Dalam unggahan tersebut, Jenal menyoroti penggunaan Lapangan Sempur, Kota Bogor yang disebut-sebut dipakai untuk kegiatan DJ.
Melalui akun Instagramnya, Jenal mempertanyakan izin penggunaan Lapangan Sempur yang menurutnya tidak sesuai dengan tujuan awal pemanfaatan ruang publik tersebut.
Ia juga menyinggung peran Dinas Perumahan dan Permukiman (Disperumkim) Kota Bogor terkait kegiatan yang berlangsung di kawasan tersebut.
“Sejak kapan @disperumkimkotabogor mengijinkan sempur untuk DJ dan Dugem ???
Tujuan utama adalah pembinaan para pengamen jalanan, dgn bermain musik alternatif dr kegiatan ngamen..
mhon secepatnya hentikan dan pangil pihak2 terlibat..@disparbudkotabogor@pemkotbogor @satpolpp_kotabogor
@akustikalunalunbogor
Bencana dimana2 hayu segera intropeksi diri..
Saling iggatkan sbelum bencana dan azab datang,” tulis Jenal Mutaqin di akun instagramnya.

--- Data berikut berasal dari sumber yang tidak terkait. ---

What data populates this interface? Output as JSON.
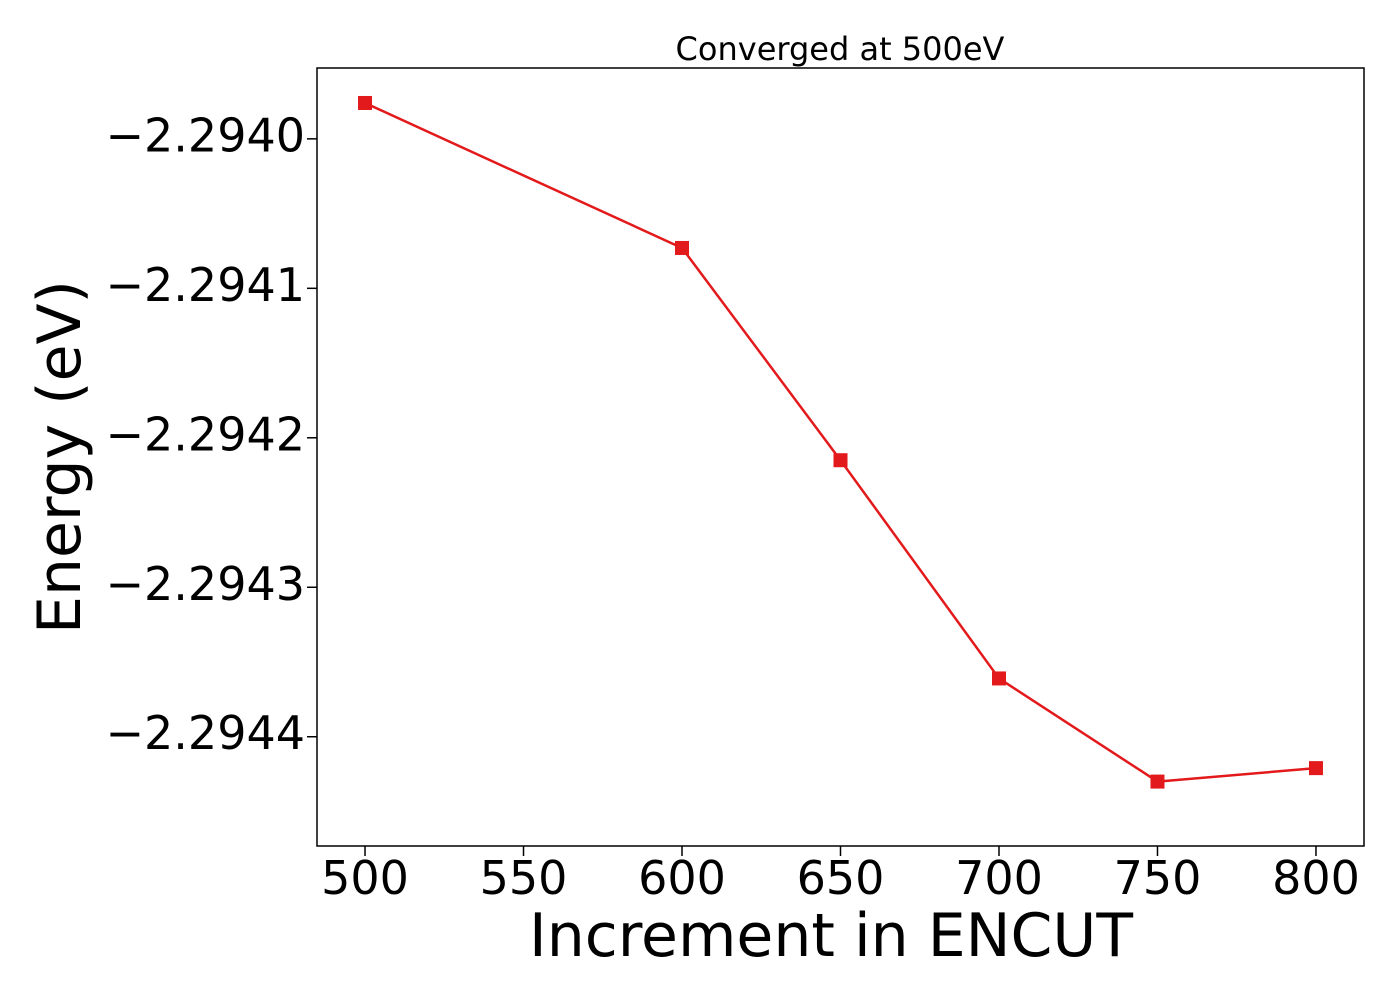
{
  "chart_data": {
    "type": "line",
    "title": "Converged at 500eV",
    "xlabel": "Increment in ENCUT",
    "ylabel": "Energy (eV)",
    "x": [
      500,
      600,
      650,
      700,
      750,
      800
    ],
    "series": [
      {
        "values": [
          -2.293976,
          -2.294073,
          -2.294215,
          -2.294361,
          -2.29443,
          -2.294421
        ],
        "color": "#e31a1c",
        "marker": "square"
      }
    ],
    "xticks": [
      500,
      550,
      600,
      650,
      700,
      750,
      800
    ],
    "xtick_labels": [
      "500",
      "550",
      "600",
      "650",
      "700",
      "750",
      "800"
    ],
    "yticks": [
      -2.294,
      -2.2941,
      -2.2942,
      -2.2943,
      -2.2944
    ],
    "ytick_labels": [
      "−2.2940",
      "−2.2941",
      "−2.2942",
      "−2.2943",
      "−2.2944"
    ],
    "xlim": [
      484.85,
      815.15
    ],
    "ylim": [
      -2.2944731,
      -2.2939526
    ],
    "grid": false,
    "legend": "none"
  }
}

Unggahan tersebut langsung menuai beragam respons dari warganet.
Sejumlah netizen menyatakan dukungan terhadap sikap Wakil Wali Kota Bogor tersebut, sementara lainnya ikut mengaitkan dengan isu perizinan tempat hiburan di wilayah Kota Bogor.

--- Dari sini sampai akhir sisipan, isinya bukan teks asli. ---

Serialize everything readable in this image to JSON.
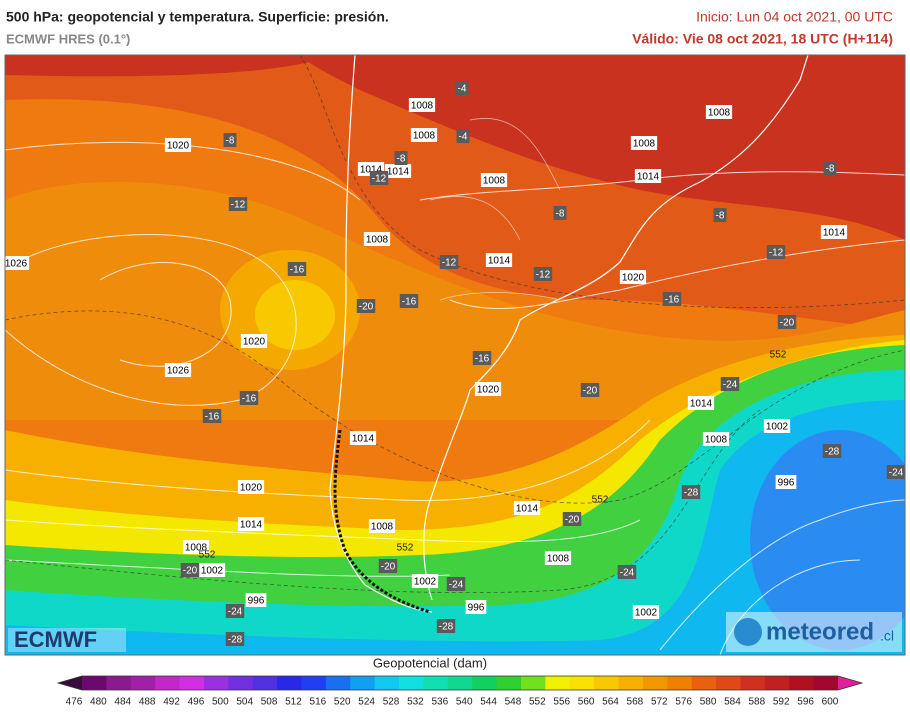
{
  "header": {
    "title": "500 hPa: geopotencial y temperatura. Superficie: presión.",
    "model": "ECMWF HRES (0.1°)",
    "init": "Inicio: Lun 04 oct 2021, 00 UTC",
    "valid": "Válido: Vie 08 oct 2021, 18 UTC (H+114)"
  },
  "map": {
    "pressure_labels": [
      1008,
      1008,
      1008,
      1020,
      1008,
      1014,
      1014,
      1008,
      1014,
      1008,
      1014,
      1026,
      1014,
      1020,
      1020,
      1026,
      1020,
      1014,
      1002,
      1014,
      1008,
      996,
      1020,
      1014,
      1008,
      1014,
      1008,
      1008,
      1002,
      1002,
      996,
      996,
      1002
    ],
    "temperature_labels": [
      -4,
      -4,
      -8,
      -8,
      -12,
      -8,
      -12,
      -8,
      -8,
      -12,
      -16,
      -12,
      -12,
      -16,
      -20,
      -16,
      -20,
      -16,
      -24,
      -16,
      -20,
      -16,
      -28,
      -24,
      -28,
      -20,
      -20,
      -20,
      -24,
      -24,
      -24,
      -28,
      -28
    ],
    "geopotential_labels": [
      552,
      552,
      552,
      552
    ]
  },
  "logos": {
    "left": "ECMWF",
    "right": "meteored",
    "right_suffix": ".cl"
  },
  "colorbar": {
    "title": "Geopotencial (dam)",
    "ticks": [
      476,
      480,
      484,
      488,
      492,
      496,
      500,
      504,
      508,
      512,
      516,
      520,
      524,
      528,
      532,
      536,
      540,
      544,
      548,
      552,
      556,
      560,
      564,
      568,
      572,
      576,
      580,
      584,
      588,
      592,
      596,
      600
    ],
    "colors": [
      "#3a0a3c",
      "#6a0a6e",
      "#8a1a8e",
      "#a020a8",
      "#c028c8",
      "#d030e0",
      "#9a30e0",
      "#7030e0",
      "#5030e0",
      "#2828e8",
      "#2040f0",
      "#1870f0",
      "#10a0f0",
      "#10c8f0",
      "#10e0e0",
      "#10e0b0",
      "#10d890",
      "#10d060",
      "#30d030",
      "#70e020",
      "#f0f000",
      "#f8e000",
      "#f8c800",
      "#f8b000",
      "#f09800",
      "#f08000",
      "#e86010",
      "#e04818",
      "#d03020",
      "#c02020",
      "#b01020",
      "#a00830",
      "#e0209a"
    ]
  }
}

Salah satu komentar datang dari akun @kanghajideni yang menulis “@jenalmutaqin_17 setuju pak wakil ,termasuk tempat hiburan ex Bajawa yg dengan melenggangnya opening,”
Komentar tersebut kemudian ditanggapi langsung oleh Jenal Mutaqin.
“@kanghajideni tu gu bencana datang,”
Komentar lain juga mempertanyakan kebijakan pemerintah daerah terkait maraknya tempat hiburan malam.
“Pak Wali kumaha iyeu.. koq malah jd banyak tempat dugem di izinkan buka. ????,” tulis akun lainnya.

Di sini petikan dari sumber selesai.